The Crusaders brought the first samples to Europe of gingerbread. They were among a hitherto unknown series of foods that would become its essential ingredients—spices, sugars, almonds and citrus fruits.

Catholic monks began to bake gingerbread for saints’ days and festivals, constructing it into specially designed theme "cakes." Often depicting celebrated saints and religious motifs, they depended on large and elaborately-carved "cookie boards" that impressed an all-over surface pattern onto a fairly stiff rolled dough.

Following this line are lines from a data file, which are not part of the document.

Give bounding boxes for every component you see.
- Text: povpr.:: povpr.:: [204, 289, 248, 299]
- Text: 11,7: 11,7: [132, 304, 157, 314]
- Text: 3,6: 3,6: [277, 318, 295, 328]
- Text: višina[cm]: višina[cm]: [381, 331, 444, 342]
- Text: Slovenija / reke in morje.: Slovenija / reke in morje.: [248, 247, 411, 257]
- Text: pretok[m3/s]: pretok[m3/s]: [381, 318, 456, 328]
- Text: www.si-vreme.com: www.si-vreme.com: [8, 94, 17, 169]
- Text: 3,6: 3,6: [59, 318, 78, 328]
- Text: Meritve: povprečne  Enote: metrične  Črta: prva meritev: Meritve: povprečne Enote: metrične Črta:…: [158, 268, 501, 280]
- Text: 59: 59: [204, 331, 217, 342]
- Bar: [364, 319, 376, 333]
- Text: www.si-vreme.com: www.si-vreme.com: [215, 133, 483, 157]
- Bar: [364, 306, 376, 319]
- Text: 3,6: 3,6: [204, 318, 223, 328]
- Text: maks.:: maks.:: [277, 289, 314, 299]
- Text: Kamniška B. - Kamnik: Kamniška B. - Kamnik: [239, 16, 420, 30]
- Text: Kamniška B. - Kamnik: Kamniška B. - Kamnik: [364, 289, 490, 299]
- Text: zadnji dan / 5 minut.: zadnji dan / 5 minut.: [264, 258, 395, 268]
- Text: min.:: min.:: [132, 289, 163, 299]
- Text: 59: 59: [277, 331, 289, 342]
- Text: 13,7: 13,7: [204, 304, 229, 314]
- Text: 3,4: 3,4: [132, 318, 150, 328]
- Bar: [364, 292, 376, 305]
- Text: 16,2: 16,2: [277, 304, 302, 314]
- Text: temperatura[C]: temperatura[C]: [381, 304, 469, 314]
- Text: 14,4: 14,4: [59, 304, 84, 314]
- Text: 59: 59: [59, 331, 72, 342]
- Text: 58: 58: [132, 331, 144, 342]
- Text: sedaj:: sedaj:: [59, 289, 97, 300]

The first gingerbread men are said to have been made for Queen Elizabeth I's amusement, molded into the image of her court favorites then devoured at royal feasts.

Gingerbread houses became popular in 1812 after the Brothers Grimm published Hansel and Gretel, two children who, abandoned in the woods by penniless parents, discovered a cottage made of gingerbread and cakes.

The world's largest ever gingerbread house topped out at 2,520 square feet and contained 35.8 million calories. Built in 2013 by a group in Bryan, Texas, USA in aid of a hospital trauma centre, its ingredients included 2,925 pounds (1,327 kg) of brown sugar, 1,800 pounds (820 kg) of butter, 7,200 eggs and 7,200 pounds (3,300 kg) of general purpose flour.